À l’horizon de la présente étude, on pourrait également formuler l’hypothèse (certes encore grossière et dont le travail considérable que requiert sa vérification ne sera pas mené ici) que le rapport d’influence entre les deux régimes discursifs a été considérablement modulé. Si, dans la première moitié du XIXe siècle, la littérature a pu servir de fond commun aux « manières de raconter » le monde et imposer ainsi sa marque au discours journalistique naissant, aujourd’hui c’est au roman — dont la frange la plus exigeante, celle des décennies 1960 et 1970, a laissé en friche la référence à des événements connus et reconnaissables — de réinventer son appréhension du réel à l’aune du traitement que les médias lui réservent.

Afin d’élucider le rapport que le « jeu » du roman contemporain entretient avec le « jeu » du discours journalistique, je propose d’examiner la matière de trois romans parus récemment pour faire ressortir leur argumentation sur la légitimité de la compétence romanesque dans le traitement du réel. C’est en tant qu’elle est ressentie et exprimée par les romanciers comme devant faire l’objet d’une démonstration que la question de leur légitimité et de leur compétence sera abordée. Dans leurs romans, ils soumettent la pratique journalistique à la critique, ce qui leur permet en regard de légitimer leurs propres pratiques discursives ainsi que la saisie du réel qu’elles autorisent.

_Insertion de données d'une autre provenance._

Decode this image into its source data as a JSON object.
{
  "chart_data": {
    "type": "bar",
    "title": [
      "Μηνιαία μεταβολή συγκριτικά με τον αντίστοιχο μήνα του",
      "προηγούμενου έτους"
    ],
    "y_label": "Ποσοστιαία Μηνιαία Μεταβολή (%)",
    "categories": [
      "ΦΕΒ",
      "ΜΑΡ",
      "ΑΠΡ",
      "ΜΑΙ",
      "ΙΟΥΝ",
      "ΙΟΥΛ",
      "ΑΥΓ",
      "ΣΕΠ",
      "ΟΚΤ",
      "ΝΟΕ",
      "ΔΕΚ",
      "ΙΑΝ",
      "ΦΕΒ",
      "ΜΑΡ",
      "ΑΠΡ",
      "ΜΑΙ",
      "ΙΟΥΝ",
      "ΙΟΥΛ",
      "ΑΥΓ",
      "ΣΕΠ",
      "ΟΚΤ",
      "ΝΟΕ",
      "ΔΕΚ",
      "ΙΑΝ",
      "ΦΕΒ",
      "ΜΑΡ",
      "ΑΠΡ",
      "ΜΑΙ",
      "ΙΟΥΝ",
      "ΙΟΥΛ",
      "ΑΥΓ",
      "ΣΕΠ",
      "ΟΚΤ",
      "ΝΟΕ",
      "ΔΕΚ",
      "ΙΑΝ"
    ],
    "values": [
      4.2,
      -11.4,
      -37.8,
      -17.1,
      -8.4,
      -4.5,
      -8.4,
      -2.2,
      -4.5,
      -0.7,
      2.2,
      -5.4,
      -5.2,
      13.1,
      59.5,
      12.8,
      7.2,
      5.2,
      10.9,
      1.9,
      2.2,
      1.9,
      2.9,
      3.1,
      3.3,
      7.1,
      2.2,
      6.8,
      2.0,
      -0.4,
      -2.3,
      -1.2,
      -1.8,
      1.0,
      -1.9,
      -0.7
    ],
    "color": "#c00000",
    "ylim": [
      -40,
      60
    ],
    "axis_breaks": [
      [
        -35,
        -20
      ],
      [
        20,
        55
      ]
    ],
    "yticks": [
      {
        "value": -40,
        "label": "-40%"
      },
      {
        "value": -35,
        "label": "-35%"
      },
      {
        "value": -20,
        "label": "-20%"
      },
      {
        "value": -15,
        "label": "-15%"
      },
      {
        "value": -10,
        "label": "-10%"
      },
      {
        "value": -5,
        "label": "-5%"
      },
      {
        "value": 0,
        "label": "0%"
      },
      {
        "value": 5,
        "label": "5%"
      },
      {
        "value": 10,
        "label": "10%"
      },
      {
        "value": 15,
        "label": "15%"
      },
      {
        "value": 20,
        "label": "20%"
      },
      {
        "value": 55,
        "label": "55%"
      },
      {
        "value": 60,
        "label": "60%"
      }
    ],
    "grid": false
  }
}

Il ne s’agira pas de vérifier la validité du portrait que font les écrivains des journalistes, encore moins de trancher la question de la pertinence réelle du savoir romanesque ; le problème que je pose n’est pas de savoir s’ils ont ou non la légitimité pour laquelle ils plaident, mais bien plutôt d’observer par quels arguments ils la défendent. En revanche, on peut se demander — c’est ce que je ferai — comment leurs prétentions s’accordent avec le procès du texte qu’elles côtoient. Il y a tout lieu de croire que l’efficacité spécifique que les écrivains revendiquent pour leurs romans se concrétise en procédés dont l’analyse devrait permettre de mieux caractériser la compétence romanesque. C’est pour cette raison que je porterai mon attention moins aux effets de reprise et de circulation entre les deux régimes discursifs qu’aux manières singulières qu’ont les romanciers de mettre le réel en récit.

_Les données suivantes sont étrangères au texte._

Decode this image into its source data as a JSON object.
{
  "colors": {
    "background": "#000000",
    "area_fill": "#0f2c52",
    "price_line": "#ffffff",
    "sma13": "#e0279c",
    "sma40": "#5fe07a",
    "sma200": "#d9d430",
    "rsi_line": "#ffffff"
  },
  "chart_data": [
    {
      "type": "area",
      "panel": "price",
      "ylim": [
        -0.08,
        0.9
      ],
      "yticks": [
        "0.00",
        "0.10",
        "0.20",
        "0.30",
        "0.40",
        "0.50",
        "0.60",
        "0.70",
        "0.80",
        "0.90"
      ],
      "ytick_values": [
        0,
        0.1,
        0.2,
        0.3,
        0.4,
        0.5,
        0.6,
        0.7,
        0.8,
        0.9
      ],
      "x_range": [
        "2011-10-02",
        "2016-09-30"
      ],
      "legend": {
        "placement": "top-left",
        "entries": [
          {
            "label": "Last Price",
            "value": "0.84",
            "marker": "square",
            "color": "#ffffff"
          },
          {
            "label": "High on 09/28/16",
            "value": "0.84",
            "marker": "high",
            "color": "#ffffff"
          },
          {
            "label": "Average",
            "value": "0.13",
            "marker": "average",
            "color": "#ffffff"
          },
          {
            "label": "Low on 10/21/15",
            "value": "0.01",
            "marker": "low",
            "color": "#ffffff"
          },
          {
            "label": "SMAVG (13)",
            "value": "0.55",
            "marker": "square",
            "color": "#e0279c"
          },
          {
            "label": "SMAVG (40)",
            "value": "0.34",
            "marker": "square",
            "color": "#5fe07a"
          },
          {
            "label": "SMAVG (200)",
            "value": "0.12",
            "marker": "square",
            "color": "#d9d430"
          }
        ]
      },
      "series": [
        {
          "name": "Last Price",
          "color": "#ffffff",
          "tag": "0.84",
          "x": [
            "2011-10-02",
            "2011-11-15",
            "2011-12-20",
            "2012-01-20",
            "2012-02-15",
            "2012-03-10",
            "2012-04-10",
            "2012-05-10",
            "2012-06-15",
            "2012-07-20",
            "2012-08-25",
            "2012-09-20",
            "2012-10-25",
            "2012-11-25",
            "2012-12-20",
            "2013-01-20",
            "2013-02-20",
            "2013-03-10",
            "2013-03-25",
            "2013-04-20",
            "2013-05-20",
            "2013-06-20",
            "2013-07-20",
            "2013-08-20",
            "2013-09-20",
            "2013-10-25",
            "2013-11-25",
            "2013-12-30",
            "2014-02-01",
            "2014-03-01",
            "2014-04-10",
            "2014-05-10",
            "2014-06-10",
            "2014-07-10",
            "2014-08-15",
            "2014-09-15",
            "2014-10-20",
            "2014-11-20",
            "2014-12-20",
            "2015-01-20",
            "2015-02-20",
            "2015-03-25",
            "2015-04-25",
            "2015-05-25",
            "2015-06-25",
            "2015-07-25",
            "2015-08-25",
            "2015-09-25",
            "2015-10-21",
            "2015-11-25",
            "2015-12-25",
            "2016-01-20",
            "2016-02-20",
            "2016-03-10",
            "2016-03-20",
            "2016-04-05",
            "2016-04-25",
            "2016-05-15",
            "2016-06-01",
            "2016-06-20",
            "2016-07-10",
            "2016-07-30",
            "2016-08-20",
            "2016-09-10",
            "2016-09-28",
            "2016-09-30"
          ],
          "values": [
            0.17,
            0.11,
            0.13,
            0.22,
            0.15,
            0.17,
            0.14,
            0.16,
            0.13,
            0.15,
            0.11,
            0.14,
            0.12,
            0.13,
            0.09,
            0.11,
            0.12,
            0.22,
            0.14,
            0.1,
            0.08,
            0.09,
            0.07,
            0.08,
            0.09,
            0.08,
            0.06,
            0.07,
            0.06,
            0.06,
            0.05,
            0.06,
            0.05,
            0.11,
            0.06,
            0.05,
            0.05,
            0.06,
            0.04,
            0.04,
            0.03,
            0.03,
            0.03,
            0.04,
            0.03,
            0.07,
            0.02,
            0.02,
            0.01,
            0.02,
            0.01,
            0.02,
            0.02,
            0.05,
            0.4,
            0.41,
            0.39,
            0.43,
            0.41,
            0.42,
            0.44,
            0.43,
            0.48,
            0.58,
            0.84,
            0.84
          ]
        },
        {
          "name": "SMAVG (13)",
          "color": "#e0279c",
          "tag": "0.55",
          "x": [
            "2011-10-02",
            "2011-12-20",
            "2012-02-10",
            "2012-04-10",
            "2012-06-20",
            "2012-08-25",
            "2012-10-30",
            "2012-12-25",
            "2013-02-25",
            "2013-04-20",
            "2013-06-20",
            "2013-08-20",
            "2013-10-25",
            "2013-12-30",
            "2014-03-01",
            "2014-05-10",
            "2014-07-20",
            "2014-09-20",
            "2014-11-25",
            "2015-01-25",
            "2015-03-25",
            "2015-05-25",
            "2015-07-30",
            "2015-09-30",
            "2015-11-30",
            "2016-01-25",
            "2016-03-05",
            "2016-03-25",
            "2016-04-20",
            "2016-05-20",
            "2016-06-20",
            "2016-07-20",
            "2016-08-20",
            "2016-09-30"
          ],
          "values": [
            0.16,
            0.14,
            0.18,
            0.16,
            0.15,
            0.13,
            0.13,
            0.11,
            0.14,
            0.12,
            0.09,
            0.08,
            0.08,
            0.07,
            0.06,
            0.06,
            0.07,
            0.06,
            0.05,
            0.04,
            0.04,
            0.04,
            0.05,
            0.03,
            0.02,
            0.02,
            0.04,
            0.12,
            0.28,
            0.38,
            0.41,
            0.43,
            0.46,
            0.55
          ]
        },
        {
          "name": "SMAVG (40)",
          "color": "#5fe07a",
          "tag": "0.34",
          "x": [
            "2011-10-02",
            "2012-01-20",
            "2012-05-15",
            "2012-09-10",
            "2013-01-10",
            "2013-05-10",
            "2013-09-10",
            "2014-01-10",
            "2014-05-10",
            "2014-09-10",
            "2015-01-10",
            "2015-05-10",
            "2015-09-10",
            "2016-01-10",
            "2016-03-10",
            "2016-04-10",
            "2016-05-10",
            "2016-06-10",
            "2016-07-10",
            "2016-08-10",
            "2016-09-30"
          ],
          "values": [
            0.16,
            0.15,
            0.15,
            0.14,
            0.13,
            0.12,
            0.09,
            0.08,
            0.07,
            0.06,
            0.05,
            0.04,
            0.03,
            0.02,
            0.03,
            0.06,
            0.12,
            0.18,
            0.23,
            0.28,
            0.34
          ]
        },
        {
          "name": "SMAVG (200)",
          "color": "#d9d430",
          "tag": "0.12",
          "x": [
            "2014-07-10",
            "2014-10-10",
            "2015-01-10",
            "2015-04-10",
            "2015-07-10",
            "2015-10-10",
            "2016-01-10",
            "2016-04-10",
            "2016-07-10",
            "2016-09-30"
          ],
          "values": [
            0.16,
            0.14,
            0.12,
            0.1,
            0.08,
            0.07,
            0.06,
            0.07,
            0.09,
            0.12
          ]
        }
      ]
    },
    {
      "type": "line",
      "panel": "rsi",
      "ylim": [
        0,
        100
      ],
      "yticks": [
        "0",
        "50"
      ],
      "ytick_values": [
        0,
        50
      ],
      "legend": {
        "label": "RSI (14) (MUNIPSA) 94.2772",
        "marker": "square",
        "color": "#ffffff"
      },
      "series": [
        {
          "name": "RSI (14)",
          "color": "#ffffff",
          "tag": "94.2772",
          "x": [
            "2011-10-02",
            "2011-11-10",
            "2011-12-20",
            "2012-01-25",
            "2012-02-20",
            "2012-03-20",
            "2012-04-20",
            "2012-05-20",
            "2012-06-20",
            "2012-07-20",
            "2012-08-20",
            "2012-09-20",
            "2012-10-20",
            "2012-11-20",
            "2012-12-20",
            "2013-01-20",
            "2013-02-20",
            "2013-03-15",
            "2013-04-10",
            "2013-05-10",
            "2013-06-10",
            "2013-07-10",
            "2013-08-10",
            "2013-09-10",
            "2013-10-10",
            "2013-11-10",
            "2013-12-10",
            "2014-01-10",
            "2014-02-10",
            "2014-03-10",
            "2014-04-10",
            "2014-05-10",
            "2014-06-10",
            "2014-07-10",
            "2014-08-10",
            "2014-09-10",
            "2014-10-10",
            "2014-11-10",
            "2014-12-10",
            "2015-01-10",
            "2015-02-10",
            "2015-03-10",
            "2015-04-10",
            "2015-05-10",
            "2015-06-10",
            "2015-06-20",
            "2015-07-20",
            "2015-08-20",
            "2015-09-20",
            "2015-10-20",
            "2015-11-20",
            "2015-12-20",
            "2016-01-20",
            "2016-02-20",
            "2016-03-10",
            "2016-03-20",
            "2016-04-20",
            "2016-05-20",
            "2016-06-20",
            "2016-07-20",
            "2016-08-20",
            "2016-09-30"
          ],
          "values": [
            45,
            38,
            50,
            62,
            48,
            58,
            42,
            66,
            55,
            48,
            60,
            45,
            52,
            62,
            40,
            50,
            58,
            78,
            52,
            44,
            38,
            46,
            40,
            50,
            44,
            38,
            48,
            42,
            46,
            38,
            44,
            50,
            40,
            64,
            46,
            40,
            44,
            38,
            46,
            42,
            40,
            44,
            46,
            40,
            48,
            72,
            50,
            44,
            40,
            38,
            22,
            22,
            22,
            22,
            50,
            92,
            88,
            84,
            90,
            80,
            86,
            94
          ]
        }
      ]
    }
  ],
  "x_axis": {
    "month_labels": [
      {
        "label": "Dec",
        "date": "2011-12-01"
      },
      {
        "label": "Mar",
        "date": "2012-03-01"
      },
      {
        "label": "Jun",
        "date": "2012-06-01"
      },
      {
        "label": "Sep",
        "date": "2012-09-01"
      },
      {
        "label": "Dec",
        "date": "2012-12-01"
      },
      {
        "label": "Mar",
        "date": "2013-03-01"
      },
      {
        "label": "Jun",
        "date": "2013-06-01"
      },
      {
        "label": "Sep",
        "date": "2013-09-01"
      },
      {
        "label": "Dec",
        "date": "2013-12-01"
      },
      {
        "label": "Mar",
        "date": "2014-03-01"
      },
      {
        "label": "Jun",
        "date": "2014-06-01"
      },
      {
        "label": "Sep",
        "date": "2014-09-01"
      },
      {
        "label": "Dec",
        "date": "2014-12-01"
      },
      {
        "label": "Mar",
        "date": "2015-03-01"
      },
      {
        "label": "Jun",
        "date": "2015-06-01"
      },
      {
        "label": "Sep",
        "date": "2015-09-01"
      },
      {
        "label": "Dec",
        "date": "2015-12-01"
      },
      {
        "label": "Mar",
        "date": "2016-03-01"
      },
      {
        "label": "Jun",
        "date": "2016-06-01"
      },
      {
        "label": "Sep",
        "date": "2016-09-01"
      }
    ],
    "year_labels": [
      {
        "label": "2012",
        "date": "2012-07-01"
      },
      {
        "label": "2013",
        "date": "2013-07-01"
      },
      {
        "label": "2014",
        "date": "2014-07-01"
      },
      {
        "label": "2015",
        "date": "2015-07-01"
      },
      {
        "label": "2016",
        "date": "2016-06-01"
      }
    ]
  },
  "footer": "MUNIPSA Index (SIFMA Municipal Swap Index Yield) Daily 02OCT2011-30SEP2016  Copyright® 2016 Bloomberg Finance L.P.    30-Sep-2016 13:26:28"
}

Les trois romans qui me serviront de terrain d’étude ont en commun de tirer leur matière d’événements ayant défrayé la chronique. Dans L’adversaire[13], Emmanuel Carrère retrace la vie de Jean-Claude Romand, cet homme qui s’est fait passer pour un médecin auprès de ses proches pendant dix-huit ans et qui, à la veille de voir sa supercherie découverte, a tué ses enfants, sa femme et ses parents. Fondé sur une métalepse[14] structurante, le récit se construit à partir de la retranscription des conversations et de la correspondance que Carrère a entretenues avec Romand. Ces « pièces rapportées » sont encadrées par des réflexions métanarratives qui opèrent à la façon de didascalies et lient les fragments du texte entre eux. Ces didascalies forment donc un second récit, celui des démarches qui ont conduit Carrère à l’écriture de l’histoire de Romand.

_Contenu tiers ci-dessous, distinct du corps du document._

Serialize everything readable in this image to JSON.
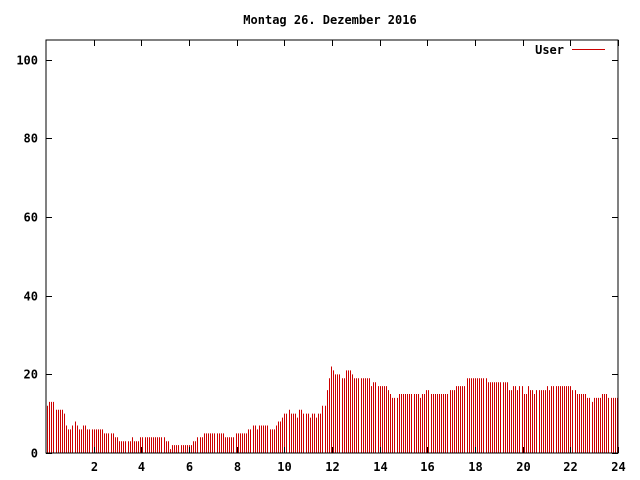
{
  "chart_data": {
    "type": "bar",
    "title": "Montag 26. Dezember 2016",
    "xlabel": "",
    "ylabel": "",
    "xlim": [
      0,
      24
    ],
    "ylim": [
      0,
      105
    ],
    "x_ticks": [
      2,
      4,
      6,
      8,
      10,
      12,
      14,
      16,
      18,
      20,
      22,
      24
    ],
    "y_ticks": [
      0,
      20,
      40,
      60,
      80,
      100
    ],
    "grid": false,
    "legend_position": "top-right",
    "bar_color": "#cc0000",
    "series": [
      {
        "name": "User",
        "values": [
          12,
          13,
          13,
          13,
          11,
          11,
          11,
          11,
          10,
          7,
          6,
          6,
          7,
          8,
          7,
          6,
          6,
          7,
          7,
          6,
          6,
          6,
          6,
          6,
          6,
          6,
          6,
          5,
          5,
          5,
          5,
          5,
          4,
          4,
          3,
          3,
          3,
          3,
          3,
          3,
          4,
          3,
          3,
          3,
          4,
          4,
          4,
          4,
          4,
          4,
          4,
          4,
          4,
          4,
          4,
          4,
          3,
          3,
          1,
          2,
          2,
          2,
          2,
          2,
          2,
          2,
          2,
          2,
          2,
          3,
          3,
          4,
          4,
          4,
          5,
          5,
          5,
          5,
          5,
          5,
          5,
          5,
          5,
          5,
          4,
          4,
          4,
          4,
          4,
          5,
          5,
          5,
          5,
          5,
          5,
          6,
          6,
          7,
          7,
          6,
          7,
          7,
          7,
          7,
          7,
          6,
          6,
          6,
          7,
          8,
          8,
          9,
          10,
          10,
          11,
          10,
          10,
          10,
          9,
          11,
          11,
          10,
          10,
          10,
          9,
          10,
          10,
          9,
          10,
          10,
          12,
          12,
          16,
          19,
          22,
          21,
          20,
          20,
          20,
          19,
          19,
          21,
          21,
          21,
          20,
          19,
          19,
          19,
          19,
          19,
          19,
          19,
          19,
          17,
          18,
          18,
          17,
          17,
          17,
          17,
          17,
          16,
          15,
          14,
          14,
          14,
          15,
          15,
          15,
          15,
          15,
          15,
          15,
          15,
          15,
          15,
          14,
          15,
          15,
          16,
          16,
          15,
          15,
          15,
          15,
          15,
          15,
          15,
          15,
          15,
          16,
          16,
          16,
          17,
          17,
          17,
          17,
          17,
          19,
          19,
          19,
          19,
          19,
          19,
          19,
          19,
          19,
          19,
          18,
          18,
          18,
          18,
          18,
          18,
          18,
          18,
          18,
          18,
          16,
          16,
          17,
          17,
          16,
          17,
          17,
          15,
          15,
          17,
          16,
          16,
          15,
          16,
          16,
          16,
          16,
          16,
          17,
          16,
          17,
          17,
          17,
          17,
          17,
          17,
          17,
          17,
          17,
          17,
          16,
          16,
          15,
          15,
          15,
          15,
          15,
          14,
          14,
          13,
          14,
          14,
          14,
          14,
          15,
          15,
          15,
          14,
          14,
          14,
          14,
          14
        ]
      }
    ]
  }
}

Tout comme Emmanuel Carrère, Philippe Besson, dans L’enfant d’octobre[15], assume la provenance journalistique de sa trame narrative. Il pourrait difficilement en être autrement puisque ce roman, commandé par l’éditeur Grasset pour inaugurer sa collection « Ceci n’est pas un fait divers », porte sur l’affaire Grégory, une saga judiciaire et médiatique qui a obsédé l’opinion publique pendant plus de vingt ans. En effet, le meurtre du petit Grégory, âgé de quatre ans, a marqué l’imaginaire social avec une intensité encore inégalée. L’enquête, cavalièrement menée, n’a jamais permis d’identifier l’assassin, et les journalistes ont tôt fait de s’emparer du vide laissé par les enquêteurs. Eux-mêmes le reconnaissent[16], la frénésie médiatique qui s’en est suivie a occasionné maints dérapages : course aux confidences, pillage des albums souvenirs, surinterprétation d’indices. En mal de coupable, les journalistes en sont venus à incriminer celle qui paraissait alors la plus insoupçonnable : Christine Villemin, la mère de Grégory. Le roman que Besson élabore à partir de cette affaire a ceci de particulier qu’il entrecroise deux types de narration : une narration à la troisième personne, empruntant parfois sa forme aux discours officiels, et une narration à la première personne relatée du point de vue de Christine Villemin.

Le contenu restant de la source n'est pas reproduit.